[ad_1]
Spencer Platt Photography / Getty Images
Text size
The escalation of the trade war between the United States and China will leave traces on
Apple
Stock and its millions of customers, with higher operational costs and higher prices for the iPhone, warned a Wall Street analyst on Monday in a note. The service sector, however, offers some weight to Apple's shares.
If the administration of President Donald Trump imposes a tariff of 25% on the 200 billion dollars of products imported by China, the cost of manufacture of the iPhone could increase from 2% to 3%, according to the same source . Wedbush Titles analyst Daniel Ives. If the administration imposed additional rates, warned Mr. Ives, expenses could increase "by about 10% or more over time".
This is a big problem for Apple, which has gleaned over 60% of its 2018 revenue from iPhone sales, writes Ives. The smartphone is made in China, where the company relies on the workforce for the production of almost all of its devices. About a fifth of Apple's sales last year came from China.
"Apple and [CEO Tim] Cook finds pressure on both extremes from the point of view of supply and demand, as the company's flagship plant, Foxconn, represents the hearts and lungs of the iPhone franchise, while the China is a vital growth region for society, "wrote Ives.
Nevertheless, Ives has maintained a rating and price target of $ 235 on Apple stock (symbol: AAPL).

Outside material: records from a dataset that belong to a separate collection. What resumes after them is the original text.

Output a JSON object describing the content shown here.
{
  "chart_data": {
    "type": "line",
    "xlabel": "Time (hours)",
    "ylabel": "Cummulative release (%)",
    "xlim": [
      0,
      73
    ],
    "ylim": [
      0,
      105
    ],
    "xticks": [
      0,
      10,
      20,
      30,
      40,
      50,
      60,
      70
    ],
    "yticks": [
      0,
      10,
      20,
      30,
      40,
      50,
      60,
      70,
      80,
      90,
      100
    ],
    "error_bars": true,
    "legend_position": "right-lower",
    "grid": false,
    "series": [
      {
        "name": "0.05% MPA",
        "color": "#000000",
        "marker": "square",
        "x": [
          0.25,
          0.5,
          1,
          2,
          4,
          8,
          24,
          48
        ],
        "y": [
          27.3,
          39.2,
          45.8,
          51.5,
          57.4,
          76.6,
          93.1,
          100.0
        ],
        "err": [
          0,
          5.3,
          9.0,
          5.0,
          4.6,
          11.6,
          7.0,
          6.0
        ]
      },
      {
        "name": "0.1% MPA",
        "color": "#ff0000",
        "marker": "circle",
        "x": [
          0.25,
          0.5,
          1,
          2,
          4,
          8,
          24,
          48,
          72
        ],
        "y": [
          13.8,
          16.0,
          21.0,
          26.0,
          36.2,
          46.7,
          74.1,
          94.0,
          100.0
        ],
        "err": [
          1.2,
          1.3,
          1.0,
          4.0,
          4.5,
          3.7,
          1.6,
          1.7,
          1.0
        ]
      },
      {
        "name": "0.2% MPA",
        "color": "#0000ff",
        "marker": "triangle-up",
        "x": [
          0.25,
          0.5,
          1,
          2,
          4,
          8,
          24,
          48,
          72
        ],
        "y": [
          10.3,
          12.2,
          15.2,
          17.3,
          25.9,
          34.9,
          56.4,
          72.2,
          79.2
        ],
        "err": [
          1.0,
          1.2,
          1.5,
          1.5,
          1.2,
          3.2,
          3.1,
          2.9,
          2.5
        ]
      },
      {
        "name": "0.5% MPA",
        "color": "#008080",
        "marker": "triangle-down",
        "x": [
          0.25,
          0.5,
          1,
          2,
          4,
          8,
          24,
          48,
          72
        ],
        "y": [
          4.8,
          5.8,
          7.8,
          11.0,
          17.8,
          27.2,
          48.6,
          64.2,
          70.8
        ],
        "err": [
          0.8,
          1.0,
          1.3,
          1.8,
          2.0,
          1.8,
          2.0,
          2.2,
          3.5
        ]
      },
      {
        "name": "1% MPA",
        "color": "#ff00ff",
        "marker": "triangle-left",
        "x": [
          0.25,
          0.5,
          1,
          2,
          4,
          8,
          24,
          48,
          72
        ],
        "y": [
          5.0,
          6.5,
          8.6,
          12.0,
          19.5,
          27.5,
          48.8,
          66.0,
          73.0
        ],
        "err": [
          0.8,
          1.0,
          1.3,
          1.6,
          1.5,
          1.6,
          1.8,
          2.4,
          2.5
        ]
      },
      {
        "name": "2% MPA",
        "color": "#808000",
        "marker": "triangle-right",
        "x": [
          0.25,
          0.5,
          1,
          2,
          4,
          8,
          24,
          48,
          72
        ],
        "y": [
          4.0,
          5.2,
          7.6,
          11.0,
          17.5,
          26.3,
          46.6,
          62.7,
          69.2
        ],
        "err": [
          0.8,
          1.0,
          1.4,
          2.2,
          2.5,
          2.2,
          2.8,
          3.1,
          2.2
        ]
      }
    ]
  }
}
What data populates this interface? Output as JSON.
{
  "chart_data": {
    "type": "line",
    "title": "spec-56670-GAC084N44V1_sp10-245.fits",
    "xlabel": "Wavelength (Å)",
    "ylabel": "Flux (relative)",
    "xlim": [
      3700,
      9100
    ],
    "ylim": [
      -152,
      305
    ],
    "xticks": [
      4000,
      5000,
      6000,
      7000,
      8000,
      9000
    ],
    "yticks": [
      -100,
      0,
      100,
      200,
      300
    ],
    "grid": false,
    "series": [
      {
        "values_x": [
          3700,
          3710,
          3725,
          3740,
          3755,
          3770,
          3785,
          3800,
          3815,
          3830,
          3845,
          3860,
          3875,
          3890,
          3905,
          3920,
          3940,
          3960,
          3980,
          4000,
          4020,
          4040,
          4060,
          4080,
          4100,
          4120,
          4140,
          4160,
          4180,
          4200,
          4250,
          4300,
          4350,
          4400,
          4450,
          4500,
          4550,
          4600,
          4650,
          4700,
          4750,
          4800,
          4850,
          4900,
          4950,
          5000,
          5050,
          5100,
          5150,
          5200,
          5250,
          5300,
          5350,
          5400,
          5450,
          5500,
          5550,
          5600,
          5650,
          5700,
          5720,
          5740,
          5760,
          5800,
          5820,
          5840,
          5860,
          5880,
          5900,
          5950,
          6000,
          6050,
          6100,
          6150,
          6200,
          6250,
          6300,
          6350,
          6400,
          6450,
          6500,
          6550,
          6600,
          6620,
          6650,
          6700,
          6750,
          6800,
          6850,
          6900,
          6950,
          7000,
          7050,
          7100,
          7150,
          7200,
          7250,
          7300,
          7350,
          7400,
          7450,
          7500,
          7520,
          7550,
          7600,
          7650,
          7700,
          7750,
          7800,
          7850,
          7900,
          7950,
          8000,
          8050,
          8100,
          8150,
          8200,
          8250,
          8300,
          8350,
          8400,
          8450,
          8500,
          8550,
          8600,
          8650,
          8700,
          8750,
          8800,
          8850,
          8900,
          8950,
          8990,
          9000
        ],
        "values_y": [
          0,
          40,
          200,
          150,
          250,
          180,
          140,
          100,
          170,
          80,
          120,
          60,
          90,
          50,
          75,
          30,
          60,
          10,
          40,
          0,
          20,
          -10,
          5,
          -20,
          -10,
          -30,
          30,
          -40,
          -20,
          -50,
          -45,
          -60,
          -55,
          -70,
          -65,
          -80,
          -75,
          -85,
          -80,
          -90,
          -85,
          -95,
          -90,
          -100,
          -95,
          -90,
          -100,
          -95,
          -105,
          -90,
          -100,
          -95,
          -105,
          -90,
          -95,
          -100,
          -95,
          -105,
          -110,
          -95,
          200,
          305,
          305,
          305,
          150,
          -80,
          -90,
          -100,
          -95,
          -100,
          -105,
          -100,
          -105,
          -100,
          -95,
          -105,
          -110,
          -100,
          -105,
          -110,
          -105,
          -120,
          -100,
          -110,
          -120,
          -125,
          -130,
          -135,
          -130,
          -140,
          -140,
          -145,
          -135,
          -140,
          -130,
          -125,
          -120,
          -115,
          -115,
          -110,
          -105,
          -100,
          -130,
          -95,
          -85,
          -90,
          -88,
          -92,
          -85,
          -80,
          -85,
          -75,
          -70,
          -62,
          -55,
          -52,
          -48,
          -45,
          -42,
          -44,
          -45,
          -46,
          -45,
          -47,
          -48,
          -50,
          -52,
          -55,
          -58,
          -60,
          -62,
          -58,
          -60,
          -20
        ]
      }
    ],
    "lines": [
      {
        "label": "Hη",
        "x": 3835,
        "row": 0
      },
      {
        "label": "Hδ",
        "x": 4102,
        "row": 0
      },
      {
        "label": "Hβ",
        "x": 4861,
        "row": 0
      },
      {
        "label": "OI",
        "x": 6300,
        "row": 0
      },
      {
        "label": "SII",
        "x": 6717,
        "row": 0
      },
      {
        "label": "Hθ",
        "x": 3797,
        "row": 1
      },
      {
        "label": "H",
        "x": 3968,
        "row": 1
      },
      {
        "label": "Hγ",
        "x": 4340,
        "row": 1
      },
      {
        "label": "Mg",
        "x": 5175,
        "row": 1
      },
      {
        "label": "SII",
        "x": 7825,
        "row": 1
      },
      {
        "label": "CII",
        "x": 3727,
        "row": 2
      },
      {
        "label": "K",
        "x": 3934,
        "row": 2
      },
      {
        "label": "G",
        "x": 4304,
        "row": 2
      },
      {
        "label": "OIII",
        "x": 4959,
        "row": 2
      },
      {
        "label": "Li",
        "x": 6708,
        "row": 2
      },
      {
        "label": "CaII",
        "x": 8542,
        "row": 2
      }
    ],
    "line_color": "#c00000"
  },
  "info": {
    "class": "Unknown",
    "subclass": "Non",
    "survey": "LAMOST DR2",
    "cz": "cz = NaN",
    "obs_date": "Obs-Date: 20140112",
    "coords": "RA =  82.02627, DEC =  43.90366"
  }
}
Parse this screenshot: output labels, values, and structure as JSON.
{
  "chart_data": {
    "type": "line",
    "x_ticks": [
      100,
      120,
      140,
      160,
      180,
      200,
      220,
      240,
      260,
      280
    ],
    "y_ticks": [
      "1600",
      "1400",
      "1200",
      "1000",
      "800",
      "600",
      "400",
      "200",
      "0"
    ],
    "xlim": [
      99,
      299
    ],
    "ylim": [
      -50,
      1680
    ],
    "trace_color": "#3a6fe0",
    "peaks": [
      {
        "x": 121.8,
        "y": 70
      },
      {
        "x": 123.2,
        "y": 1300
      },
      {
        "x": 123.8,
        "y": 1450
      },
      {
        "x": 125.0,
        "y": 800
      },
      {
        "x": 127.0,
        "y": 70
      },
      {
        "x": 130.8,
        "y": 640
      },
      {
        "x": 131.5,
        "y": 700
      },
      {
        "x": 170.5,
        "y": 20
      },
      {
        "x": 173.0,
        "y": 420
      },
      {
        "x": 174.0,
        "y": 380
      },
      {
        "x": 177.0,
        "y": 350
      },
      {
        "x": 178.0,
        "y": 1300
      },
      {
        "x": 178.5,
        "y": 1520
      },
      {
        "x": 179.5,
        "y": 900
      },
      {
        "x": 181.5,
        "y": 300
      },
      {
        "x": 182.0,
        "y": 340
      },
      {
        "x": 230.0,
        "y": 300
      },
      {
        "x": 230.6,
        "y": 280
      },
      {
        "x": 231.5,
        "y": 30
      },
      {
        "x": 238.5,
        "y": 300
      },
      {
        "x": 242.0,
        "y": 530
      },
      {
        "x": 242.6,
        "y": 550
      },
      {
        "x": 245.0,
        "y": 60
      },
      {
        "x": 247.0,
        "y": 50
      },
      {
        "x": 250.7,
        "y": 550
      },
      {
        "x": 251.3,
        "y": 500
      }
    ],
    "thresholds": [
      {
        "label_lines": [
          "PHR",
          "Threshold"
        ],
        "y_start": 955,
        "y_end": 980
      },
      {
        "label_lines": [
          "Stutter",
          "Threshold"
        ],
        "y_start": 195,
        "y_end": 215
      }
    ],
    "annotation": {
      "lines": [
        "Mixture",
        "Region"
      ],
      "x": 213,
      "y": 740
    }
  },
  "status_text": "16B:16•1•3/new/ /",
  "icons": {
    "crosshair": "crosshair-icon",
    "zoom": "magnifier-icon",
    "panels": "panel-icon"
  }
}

"We continue to strongly encourage investors to stay the course on Apple despite the current US / China trading situation, as stock prices are attractive, their current level trading at 14x." the earnings per share of the 2020 fiscal year, to enter a major cycle of the iPhone product, "wrote Ives. "It's important to note that the $ 400- $ 450 billion service sector is relatively immune to trade turbulence and remains one of the key principles of our bullish name thesis. "
Apple's stock is up 1% to $ 187.41 on Tuesday after falling 5.8% on Monday – its biggest one-day drop since January, when the company lowered its forecast of income. Last week, Apple stocks recorded their biggest weekly drop (7%) this year, but thanks to trading on Tuesday, equities still show a 19.6% gain since the start of the year for 2019 .
Last week, Morgan Stanley analyst Katy HubertyApple's profits for fiscal year 2020 could be cut by 24% in the worst possible business scenario.